Liz also grows sweet yellow corn, which we sampled straight from the stalk! (Several ears of corn followed me home too! They were so good!!)
Of course, along with the fresh food, came conversations about farm water and the incredible expense of drilling wells. Even wells for domestic use require paperwork and waiting lists of up to two years or more before they are allowed to drill. When you do get permission, there is no guarantee you’ll find water. Can you imagine spending 130 thousand dollars on the chance you’ll find water for your home or your crops? This includes drilling, the engine required to run the well and the pumping equipment. Farming is expensive! We simply turn on a faucet and don’t think twice that clean water will come flowing out of the pipes.
At Hudson Family Farms they start picking from about the end of May all the way through September. They sell their fruits at their own local farm stand, as well as to places such as Costco, Whole Foods and Sam’s Club. Liz explained the sizing process for fruits. Fruits are rated for different sizes and the farmers get paid incentives for “bonus” size fruits. These are the larger fruits you’ll find in clam shells at the above mentioned markets.
I really didn’t want to leave Liz or her farm.
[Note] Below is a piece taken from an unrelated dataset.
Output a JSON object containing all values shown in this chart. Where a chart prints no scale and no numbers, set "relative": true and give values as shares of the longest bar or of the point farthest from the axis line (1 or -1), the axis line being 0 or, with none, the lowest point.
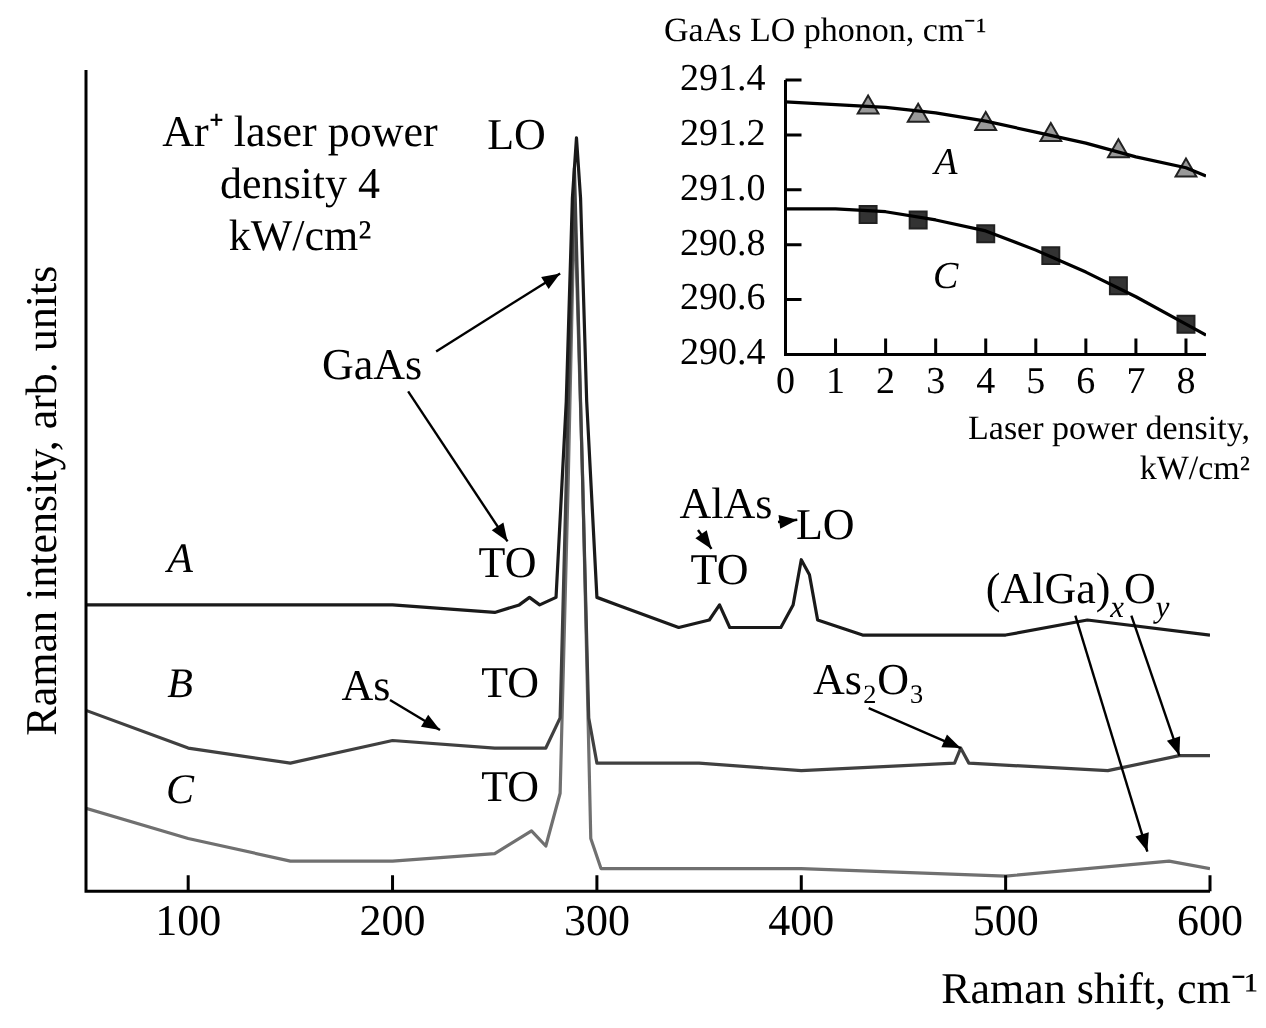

She’s just the kind of person you could talk with for hours!
The last stop for the day was to P-R Farms, where the Ricchiuti Family has been growing almonds and fruit since 1914. More recently, they have been growing and harvesting olives to produce what Celebrity Chef Tyler Florence calls “Hands down, the best olive oil in America.”
Olives are another crop which takes careful watering and great care to grow successfully!
Along with tour of the fields, we were able to see the Enzo Olive Oil processing plant and follow along as Ryan explained the process of creating their award-winning olive oil.
We were treated to a tasting of Enzo Olive Oil’s lineup and Ryan walked us through how to properly taste and appreciate the delicate qualities of different oils.
We started with the “Delicate” oil made with Arbequina olives, which are a Spanish variety olive. From there we moved to the “Medium” oil, made with Arbosana olives, also a Spanish variety. We finished with their “Bold”, one of their most awarded oils, made from Koroniki olives, which are a Greek variety olive. The flavor characteristics of olive oil depends on the variety of olive used to make it. This was evident as we tasted and enjoyed each sip.
The truck you see on the label is a drawing of the truck the family used to deliver fruits years and years ago. They still have the truck and it’s a beautiful piece of their history!
So much to see and learn on these farm tours! The people and products are amazing. You can’t imagine the hard work and time that goes in to creating the food we eat. I can’t wait to share with you everything we saw on the second day of our tour!